From automatons to zombies, many elements of fantasy and science fiction have been cross-pollinated with the Western movie genre. In its second edition, this encyclopedia of the Weird Western includes many new entries covering film, television, animation, novels, pulp fiction, short stories, comic books, graphic novels and video and role-playing games. Categories include Weird, Weird Menace, Science Fiction, Space, Steampunk and Romance Westerns.

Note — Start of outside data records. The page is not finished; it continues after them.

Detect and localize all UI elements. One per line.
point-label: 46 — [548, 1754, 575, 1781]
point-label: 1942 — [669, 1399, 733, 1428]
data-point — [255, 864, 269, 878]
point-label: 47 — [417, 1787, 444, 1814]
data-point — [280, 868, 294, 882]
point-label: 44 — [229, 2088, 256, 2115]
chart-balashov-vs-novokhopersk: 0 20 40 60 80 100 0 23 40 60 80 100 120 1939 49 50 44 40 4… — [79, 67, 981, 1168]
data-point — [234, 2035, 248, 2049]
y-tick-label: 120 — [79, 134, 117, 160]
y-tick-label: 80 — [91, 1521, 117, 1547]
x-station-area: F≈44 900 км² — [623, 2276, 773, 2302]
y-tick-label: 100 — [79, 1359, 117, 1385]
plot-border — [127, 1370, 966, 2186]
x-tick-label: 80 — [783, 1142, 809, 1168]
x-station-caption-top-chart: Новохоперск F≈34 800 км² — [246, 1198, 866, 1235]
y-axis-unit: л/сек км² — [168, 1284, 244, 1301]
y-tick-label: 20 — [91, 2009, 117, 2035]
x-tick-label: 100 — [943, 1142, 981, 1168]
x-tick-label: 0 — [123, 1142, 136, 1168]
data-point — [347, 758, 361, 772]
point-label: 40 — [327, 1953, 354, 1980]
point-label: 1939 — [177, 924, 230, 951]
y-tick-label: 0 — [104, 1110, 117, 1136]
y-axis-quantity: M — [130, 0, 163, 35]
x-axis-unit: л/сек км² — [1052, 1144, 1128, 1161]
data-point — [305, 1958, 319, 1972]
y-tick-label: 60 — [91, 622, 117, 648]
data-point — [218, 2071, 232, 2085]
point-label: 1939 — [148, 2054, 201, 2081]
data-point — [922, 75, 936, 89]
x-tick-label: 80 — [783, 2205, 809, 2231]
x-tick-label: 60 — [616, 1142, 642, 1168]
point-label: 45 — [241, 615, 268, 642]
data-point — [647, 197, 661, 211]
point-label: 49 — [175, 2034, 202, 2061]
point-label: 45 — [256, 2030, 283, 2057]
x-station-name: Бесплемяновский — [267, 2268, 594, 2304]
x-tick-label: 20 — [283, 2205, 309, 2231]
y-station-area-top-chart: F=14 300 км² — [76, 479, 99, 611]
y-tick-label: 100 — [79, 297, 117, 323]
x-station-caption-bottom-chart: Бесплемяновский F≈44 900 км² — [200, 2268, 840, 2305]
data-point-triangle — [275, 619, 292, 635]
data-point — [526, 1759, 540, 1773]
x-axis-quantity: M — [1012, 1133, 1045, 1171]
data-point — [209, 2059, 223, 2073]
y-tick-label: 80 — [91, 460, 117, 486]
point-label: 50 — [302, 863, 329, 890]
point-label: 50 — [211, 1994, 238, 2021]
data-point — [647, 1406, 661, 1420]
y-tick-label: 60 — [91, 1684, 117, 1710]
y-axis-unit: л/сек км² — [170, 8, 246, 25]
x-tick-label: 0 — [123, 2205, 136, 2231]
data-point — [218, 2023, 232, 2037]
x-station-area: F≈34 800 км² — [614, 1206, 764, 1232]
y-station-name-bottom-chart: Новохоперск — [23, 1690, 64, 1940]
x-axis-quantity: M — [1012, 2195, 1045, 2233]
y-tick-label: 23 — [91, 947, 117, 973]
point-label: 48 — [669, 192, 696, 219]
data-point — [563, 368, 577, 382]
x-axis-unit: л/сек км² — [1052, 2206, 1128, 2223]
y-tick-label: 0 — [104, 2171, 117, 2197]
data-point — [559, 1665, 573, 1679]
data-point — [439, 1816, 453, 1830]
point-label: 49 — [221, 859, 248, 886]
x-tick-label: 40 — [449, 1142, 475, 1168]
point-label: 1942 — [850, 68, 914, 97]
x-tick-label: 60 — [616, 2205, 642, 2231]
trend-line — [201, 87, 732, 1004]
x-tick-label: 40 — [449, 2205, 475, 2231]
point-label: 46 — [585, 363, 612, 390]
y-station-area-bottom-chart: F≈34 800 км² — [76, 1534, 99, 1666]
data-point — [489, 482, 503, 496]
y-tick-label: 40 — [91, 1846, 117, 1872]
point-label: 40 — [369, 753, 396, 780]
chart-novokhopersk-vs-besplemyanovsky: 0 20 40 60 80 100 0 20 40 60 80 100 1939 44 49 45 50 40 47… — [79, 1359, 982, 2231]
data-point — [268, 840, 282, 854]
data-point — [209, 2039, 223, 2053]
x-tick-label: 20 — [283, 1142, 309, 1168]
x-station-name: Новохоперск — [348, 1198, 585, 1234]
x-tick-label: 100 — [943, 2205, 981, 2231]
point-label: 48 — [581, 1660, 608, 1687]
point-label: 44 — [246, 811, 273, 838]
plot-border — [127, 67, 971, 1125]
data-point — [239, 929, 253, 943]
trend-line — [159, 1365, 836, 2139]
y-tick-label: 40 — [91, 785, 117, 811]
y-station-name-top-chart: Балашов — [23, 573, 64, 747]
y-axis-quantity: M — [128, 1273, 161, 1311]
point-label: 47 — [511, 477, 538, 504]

The Oxford Encyclopedia of British Literature

The Oxford Encyclopedia of British Literature
Author: David Scott Kastan
Publisher: Oxford University Press
Total Pages: 2648
Release: 2006-03-03
Genre: Literary Criticism
ISBN: 0195169212

From folk ballads to film scripts, this new five-volume encyclopedia covers the entire history of British literature from the seventh century to the present, focusing on the writers and the major texts of what are now the United Kingdom and the Republic of Ireland. In five hundred substantial essays written by major scholars, the Encyclopedia of British Literature includes biographies of nearly four hundred individual authors and a hundred topical essays with detailed analyses of particular themes, movements, genres, and institutions whose impact upon the writing or the reading of literature was significant.An ideal companion to The Oxford Encyclopedia of American Literature, this set will prove invaluable for students, scholars, and general readers.For more information, including a complete table of contents and list of contributors, please visit www.oup.com/us/ebl

War, Espionage, and Masculinity in British Fiction

War, Espionage, and Masculinity in British Fiction
Author: Susan L. Austin
Publisher: Vernon Press
Total Pages: 201
Release: 2023-05-23
Genre: Literary Criticism
ISBN: 1648896316

'War, Espionage, and Masculinity in British Fiction' explores the masculinities represented in British works spanning more than a century. Studies of Rudyard Kipling’s 'The Light That Failed' (1891) and Erskine Childer’s 'The Riddle of the Sands' (1903) investigate masculinities from before World War I, at the height of the British Empire. A discussion of R.C. Sherriff’s play 'Journey’s End' takes readers to the battlefields of World War I, where duty and the harsh realities of modern warfare require men to perform, perhaps to die, perhaps to be unmanned by shellshock. From there we see how Dorothy Sayers developed the character of Peter Wimsey as a model of masculinity, both strong and successful despite his own shellshock in the years between the world wars. Graham Greene’s The Heart of the Matter (1948) and The Quiet American (1955) show masculinities shaken and questioning their roles and their country’s after neither world war ended all wars and the Empire rapidly lost ground. Two chapters on 'The Innocent' (1990), Ian McEwan’s fictional account of a real collaboration between Great Britain and the United States to build a tunnel that would allow them to spy on the Soviet Union, dig deeply into the 1950’s Cold War to examine the fictional masculinity of the British protagonist and the real world and fictional masculinities projected by the countries involved. Explorations of Ian Fleming’s 'Casino Royale' (1953) and 'The Living Daylights' (1962) continue the Cold War theme. Discussion of the latter film shows a confident, infallible masculinity, optimistic at the prospect of glasnost and the potential end of Cold War hostilities. John le Carré’s 'The Night Manager' (1993) and its television adaptation take espionage past the Cold War. The final chapter on Ian McEwan’s 'Saturday' (2005) shows one man’s reaction to 9/11.